Before I turn to how work was, I must tell you that we stayed at my sister's house until the end of September and then rented a place for six months which took us well into 1987. We had at least 3 meals a wekk with my mother but still my wife managed to argue with her. Personally, I also found it difficult in these situations as, firstly, I didn't want to take sides and secondly, if I had, I also found it difficult to see why people couldn't just accept mother for who she was. Funnily enough both my wife and my sister, the two people who had the worst relationships with my mother, always come across as nice, caring people. Knowing what I know now, to me, there is a undercurrent of dishonesty in both of them. I was once told that what people say about others tells you more about them. Both my sister and wife maintain I am dishonest, something I dispute. Maybe it tells me more about them. It seems clear that my son was bought a pair of roller skates at some stage and tried them out on his grandmother's patio.

To be honest, what I thought was going to be my ideal job, turned out to be nothing short of a disaster. As Head Tutor I would have total responsibility for training the retail and clerical trainees plus tutoring the computer aspect of the courses we would offer. My overall boss was ex RAF, totally out of place in business but very much a club man with appropriate tie, He knew nothing about training.
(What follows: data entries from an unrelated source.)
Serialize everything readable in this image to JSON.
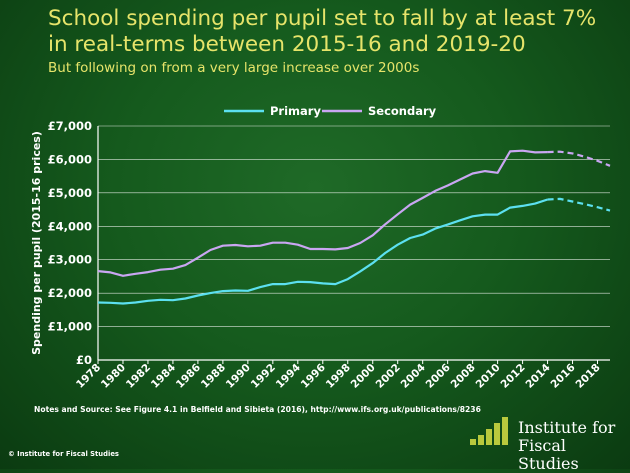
{
  "header": {
    "title": "School spending per pupil set to fall by at least 7% in real-terms between 2015-16 and 2019-20",
    "subtitle": "But following on from a very large increase over 2000s"
  },
  "footer": {
    "notes": "Notes and Source:  See Figure  4.1 in Belfield and Sibieta (2016), http://www.ifs.org.uk/publications/8236",
    "copyright": "© Institute for Fiscal Studies",
    "logo_line1": "Institute for",
    "logo_line2": "Fiscal Studies"
  },
  "colors": {
    "primary": "#5ce0f0",
    "secondary": "#c9a6f2",
    "background": "#155a1d",
    "title": "#e6e46a",
    "axis": "#ffffff",
    "gridline": "#ffffff",
    "logo_bars": "#b9c93d"
  },
  "chart_data": {
    "type": "line",
    "title": "School spending per pupil set to fall by at least 7% in real-terms between 2015-16 and 2019-20",
    "subtitle": "But following on from a very large increase over 2000s",
    "xlabel": "",
    "ylabel": "Spending per pupil (2015-16 prices)",
    "xlim": [
      1978,
      2019
    ],
    "ylim": [
      0,
      7000
    ],
    "ytick_values": [
      0,
      1000,
      2000,
      3000,
      4000,
      5000,
      6000,
      7000
    ],
    "yticks": [
      "£0",
      "£1,000",
      "£2,000",
      "£3,000",
      "£4,000",
      "£5,000",
      "£6,000",
      "£7,000"
    ],
    "xticks": [
      "1978",
      "1980",
      "1982",
      "1984",
      "1986",
      "1988",
      "1990",
      "1992",
      "1994",
      "1996",
      "1998",
      "2000",
      "2002",
      "2004",
      "2006",
      "2008",
      "2010",
      "2012",
      "2014",
      "2016",
      "2018"
    ],
    "grid": "horizontal",
    "legend_position": "top",
    "x": [
      1978,
      1979,
      1980,
      1981,
      1982,
      1983,
      1984,
      1985,
      1986,
      1987,
      1988,
      1989,
      1990,
      1991,
      1992,
      1993,
      1994,
      1995,
      1996,
      1997,
      1998,
      1999,
      2000,
      2001,
      2002,
      2003,
      2004,
      2005,
      2006,
      2007,
      2008,
      2009,
      2010,
      2011,
      2012,
      2013,
      2014,
      2015,
      2016,
      2017,
      2018,
      2019
    ],
    "series": [
      {
        "name": "Primary",
        "values": [
          1720,
          1710,
          1690,
          1720,
          1770,
          1800,
          1790,
          1840,
          1930,
          2000,
          2060,
          2080,
          2070,
          2180,
          2270,
          2270,
          2340,
          2330,
          2290,
          2270,
          2420,
          2650,
          2900,
          3200,
          3450,
          3650,
          3750,
          3930,
          4050,
          4180,
          4300,
          4350,
          4350,
          4560,
          4610,
          4680,
          4800,
          4820,
          4740,
          4660,
          4570,
          4470
        ],
        "projected_from": 2014
      },
      {
        "name": "Secondary",
        "values": [
          2660,
          2620,
          2520,
          2580,
          2630,
          2700,
          2730,
          2840,
          3060,
          3290,
          3420,
          3440,
          3400,
          3420,
          3510,
          3510,
          3450,
          3320,
          3320,
          3310,
          3350,
          3500,
          3730,
          4060,
          4360,
          4650,
          4850,
          5060,
          5220,
          5400,
          5580,
          5650,
          5600,
          6240,
          6260,
          6210,
          6220,
          6230,
          6180,
          6080,
          5960,
          5810
        ],
        "projected_from": 2014
      }
    ]
  }
}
My actual boss, head of training, knew a bit about putting trainees in placement but nothing about training them on site.

I had been told we were moving to a brand new purpose built set of offices on 2 floors where I, my tutors, admin staff and trainees would have sole use of the top floor. I started on April 2nd and we moved into the new building in December of that year. In between times we tutored in their old building, where one classroom was virtually in the reception area of the offices, and for 2 months were sent out to the basement floor of a local print works. I was given an office in that basement, while my tutors worked from the empty new building but came across to tutor.

I had promised both young ladies I would find them work when we returned and the one who had been doing my secretarial work on the trip joined in July as my secretary and secretary to the tutors. In the first 3 months, before trainees started, my job was to write all the courses and interview, and appoint, the tutors. It was agreed we would have 2 full time and 3 part time tutors. We advertised and I decided that I would hold a group interview with a dozen or so I thought suitable. I asked them to prepare a brief example of how they would deal with a subject that would be taught to our trainees and deliver the 5 minute piece to everyone else.

It is a well-known fact I do not suffer fools. It seems amazing that I managed to pick 10 out of 12 who fitted that category. Two turned up late, one chose to write her session on the white board but couldn't spell, one forgot what she was talking about. My wife, who wanted to continue doing training, also applied. She and one other impressed enough to be given the full time positions. I managed to find 3 part timers and we were ready for trainees in August.

There was so much disruption in those first months that the the undercurrent of personal problems probably got hidden. I spent my time pacifying tutors who were effectively working in a building site or a cellar, trainees who were being talked down to by tutors and the beginnings of a personal attack that would emerge next year. I think that is enough for this year though, don't you?